Réponse du Ministère de l'action et des comptes publics publiée le 29/01/2026

Les conditions d'ouverture de débits de tabac sont régies par le décret du 28 juin 2010 relatif à l'exercice du monopole de la vente au détail des tabacs manufacturés. Dans la généralité des cas, le débitant qui souhaite cesser son activité de gérant présente à l'administration un successeur. A défaut, le débit est définitivement fermé et toute demande de réouverture sera par la suite regardée réglementairement, comme une nouvelle implantation.
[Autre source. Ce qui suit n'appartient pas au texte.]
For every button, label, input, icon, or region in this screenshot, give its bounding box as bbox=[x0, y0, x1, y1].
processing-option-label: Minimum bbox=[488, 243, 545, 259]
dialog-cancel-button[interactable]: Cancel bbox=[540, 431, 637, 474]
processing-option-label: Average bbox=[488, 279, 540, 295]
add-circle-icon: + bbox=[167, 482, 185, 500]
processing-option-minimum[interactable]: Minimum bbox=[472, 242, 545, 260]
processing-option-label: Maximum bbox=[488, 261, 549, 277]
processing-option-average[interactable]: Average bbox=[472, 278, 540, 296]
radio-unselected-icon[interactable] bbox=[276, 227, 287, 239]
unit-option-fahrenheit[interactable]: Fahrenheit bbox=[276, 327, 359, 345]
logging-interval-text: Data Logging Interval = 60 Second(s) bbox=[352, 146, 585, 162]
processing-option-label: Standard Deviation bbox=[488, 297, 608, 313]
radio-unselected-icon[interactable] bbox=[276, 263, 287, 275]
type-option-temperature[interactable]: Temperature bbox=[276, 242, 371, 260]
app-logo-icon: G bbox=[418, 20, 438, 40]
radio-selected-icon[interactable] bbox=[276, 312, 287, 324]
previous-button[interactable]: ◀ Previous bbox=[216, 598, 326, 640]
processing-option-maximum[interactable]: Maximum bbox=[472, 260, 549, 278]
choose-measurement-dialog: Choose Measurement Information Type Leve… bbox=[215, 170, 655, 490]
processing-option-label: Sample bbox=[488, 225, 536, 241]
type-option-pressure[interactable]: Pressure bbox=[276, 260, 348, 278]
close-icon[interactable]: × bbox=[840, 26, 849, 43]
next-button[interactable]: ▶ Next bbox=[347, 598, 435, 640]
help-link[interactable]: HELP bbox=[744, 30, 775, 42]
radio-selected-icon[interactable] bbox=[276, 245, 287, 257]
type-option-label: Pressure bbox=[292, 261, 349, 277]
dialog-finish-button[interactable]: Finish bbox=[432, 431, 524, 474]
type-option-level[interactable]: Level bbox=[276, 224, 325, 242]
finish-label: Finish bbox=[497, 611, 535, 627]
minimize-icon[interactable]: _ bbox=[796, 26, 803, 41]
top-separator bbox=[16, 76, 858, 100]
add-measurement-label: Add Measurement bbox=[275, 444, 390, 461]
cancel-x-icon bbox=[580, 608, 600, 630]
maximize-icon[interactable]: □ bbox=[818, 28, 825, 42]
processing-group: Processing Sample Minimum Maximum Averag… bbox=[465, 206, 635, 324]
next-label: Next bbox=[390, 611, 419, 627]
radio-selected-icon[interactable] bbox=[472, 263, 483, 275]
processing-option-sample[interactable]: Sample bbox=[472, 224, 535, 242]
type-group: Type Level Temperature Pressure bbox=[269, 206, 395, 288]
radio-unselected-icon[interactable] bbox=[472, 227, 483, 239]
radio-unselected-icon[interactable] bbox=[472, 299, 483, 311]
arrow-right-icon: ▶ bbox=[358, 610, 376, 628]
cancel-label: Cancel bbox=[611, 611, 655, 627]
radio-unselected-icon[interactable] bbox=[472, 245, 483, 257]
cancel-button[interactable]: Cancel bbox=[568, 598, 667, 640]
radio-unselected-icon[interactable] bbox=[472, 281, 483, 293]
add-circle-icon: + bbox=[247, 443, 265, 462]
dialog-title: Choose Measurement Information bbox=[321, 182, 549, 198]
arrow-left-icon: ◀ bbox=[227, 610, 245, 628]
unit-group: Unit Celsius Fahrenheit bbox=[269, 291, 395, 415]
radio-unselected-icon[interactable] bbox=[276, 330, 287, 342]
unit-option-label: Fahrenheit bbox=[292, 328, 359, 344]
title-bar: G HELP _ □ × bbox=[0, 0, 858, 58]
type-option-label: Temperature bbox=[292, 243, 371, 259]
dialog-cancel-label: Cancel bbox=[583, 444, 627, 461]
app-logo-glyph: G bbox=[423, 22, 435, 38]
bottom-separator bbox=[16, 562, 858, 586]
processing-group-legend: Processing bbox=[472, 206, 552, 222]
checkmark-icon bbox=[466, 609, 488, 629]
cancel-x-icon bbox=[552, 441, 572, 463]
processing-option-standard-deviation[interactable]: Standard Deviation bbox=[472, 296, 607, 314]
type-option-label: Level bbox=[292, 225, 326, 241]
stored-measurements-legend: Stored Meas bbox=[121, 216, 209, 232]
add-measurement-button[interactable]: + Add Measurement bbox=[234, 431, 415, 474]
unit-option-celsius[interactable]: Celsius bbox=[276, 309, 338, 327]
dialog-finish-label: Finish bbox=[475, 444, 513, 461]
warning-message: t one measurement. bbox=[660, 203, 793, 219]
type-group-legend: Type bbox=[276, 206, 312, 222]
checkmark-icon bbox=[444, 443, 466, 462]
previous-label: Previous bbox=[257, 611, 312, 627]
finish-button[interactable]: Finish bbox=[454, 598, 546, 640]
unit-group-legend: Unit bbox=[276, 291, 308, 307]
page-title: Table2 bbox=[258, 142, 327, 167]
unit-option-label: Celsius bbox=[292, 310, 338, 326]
Or, pour la création d'un nouveau débit de tabac, l'article 10 du décret prévoit qu'après l'ouverture dudit débit, la commune ne compte pas plus d'un débit par tranche de 3 500 habitants. La commune prise en compte pour l'application de cette condition géo-démographique est la commune nouvelle. Compte tenu de la politique de santé publique de lutte contre le tabac, il n'est pas envisagé d'apprécier ce ratio au niveau des communes déléguées. En revanche, le décret de 2010 a été modifié afin de préserver les débits de tabac déjà en activité dans les communes rurales. Ainsi, lorsque dans une commune déléguée un buraliste ne trouve pas de repreneur et même si plusieurs débits sont déjà en activité dans la commune nouvelle, le fonds de commerce pourra être acheté par la commune pour le placer en location-gérance. De même, afin de laisser le temps aux maires de trouver un locataire gérant qui puisse également être buraliste, il est désormais expressément prévu que le débit pourra être fermé provisoirement durant la période précédant la conclusion du contrat de location-gérance du fonds de commerce, pour une durée maximale de deux ans. Ces assouplissements visent à faciliter la reprise des débits de tabac dans les communes rurales en privilégiant une continuité d'exploitation sans pour autant créer de nouveaux points de vente.